Bunu sağlamak için karbon emisyonların mümkün olan en kısa sürede azaltılması ve 21’inci yüzyılın ikinci yarısına kadar salınan ve tutulan sera gazlarının dengelenmesi hedefleniyor.
Anlaşma ayrıca, tarafların iklim değişikliğinin olumsuz etkilerine uyum sağlama yeteneğini artırmayı ve "düşük sera gazı emisyonları ve iklime dirençli kalkınma yolunda tutarlı bir finansman akışı" sağlamayı hedefliyor.
Paris Anlaşması uyarınca, her ülke küresel ısınmayı azaltmak için üstlendiği katkıyı belirlemesi ve her 5 yılda bir ulusal katkı beyanını raporlaması gerekiyor.
Anlaşma, bir ülkeyi belirli bir tarihe kadar belirli bir emisyon hedefi koymaya zorlamasa bile, her ülkeye karbon salımını azaltmak için hedefler koyma yükümlülüğü getiriyor ve bu hedeflerin beş yılda bir gözden geçirilmesi öngörülüyor.
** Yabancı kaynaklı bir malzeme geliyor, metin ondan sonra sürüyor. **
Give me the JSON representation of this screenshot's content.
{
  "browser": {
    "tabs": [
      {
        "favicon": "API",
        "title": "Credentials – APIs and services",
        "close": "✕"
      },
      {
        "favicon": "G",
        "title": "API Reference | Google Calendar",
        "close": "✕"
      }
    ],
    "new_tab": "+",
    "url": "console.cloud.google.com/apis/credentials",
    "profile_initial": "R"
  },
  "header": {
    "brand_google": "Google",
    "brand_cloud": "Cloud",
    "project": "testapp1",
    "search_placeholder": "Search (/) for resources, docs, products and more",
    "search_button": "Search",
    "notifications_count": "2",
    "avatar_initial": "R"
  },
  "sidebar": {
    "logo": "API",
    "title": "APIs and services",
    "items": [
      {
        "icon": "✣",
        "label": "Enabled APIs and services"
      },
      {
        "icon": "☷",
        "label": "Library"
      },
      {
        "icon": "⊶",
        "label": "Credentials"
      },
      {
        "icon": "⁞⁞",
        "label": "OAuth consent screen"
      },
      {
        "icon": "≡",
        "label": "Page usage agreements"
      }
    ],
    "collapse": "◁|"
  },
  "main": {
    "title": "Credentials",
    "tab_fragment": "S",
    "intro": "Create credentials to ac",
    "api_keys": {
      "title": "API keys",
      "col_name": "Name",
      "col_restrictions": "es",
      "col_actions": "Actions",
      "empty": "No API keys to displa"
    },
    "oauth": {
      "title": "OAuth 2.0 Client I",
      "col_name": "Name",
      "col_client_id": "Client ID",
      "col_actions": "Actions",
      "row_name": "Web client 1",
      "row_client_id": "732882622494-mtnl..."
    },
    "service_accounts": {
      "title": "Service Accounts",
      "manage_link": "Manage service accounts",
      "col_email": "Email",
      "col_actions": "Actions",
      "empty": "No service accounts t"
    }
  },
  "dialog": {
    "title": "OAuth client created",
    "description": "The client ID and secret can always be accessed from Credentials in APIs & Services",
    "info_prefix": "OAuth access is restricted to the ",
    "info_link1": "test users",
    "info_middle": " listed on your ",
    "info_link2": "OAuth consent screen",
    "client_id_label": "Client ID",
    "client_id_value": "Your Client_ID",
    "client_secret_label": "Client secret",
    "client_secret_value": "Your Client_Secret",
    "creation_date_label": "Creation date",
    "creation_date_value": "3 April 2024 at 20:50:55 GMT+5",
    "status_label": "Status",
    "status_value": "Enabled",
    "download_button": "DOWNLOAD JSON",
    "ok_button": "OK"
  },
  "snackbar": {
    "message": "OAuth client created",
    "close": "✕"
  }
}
Bu yıl Glasgow'da 31 Ekim-12 Kasım tarihleri arasında düzenlenecek COP26 Zirvesi, Paris İklim Anlaşması sonrası genel değerlendirmenin yapılacağı ilk zirve olacak.
Karbon salımını azaltmanın en önemli yolu, kömür ve fosil yakıtlara dayanan enerji üretimini mümkün olduğunca azaltarak, yenilenebilir enerji kaynaklarını finanse etmek, buna uygun iş alanları yaratmak ve enerji geçişini belirlenen tarih aralıklarında tamamlamak.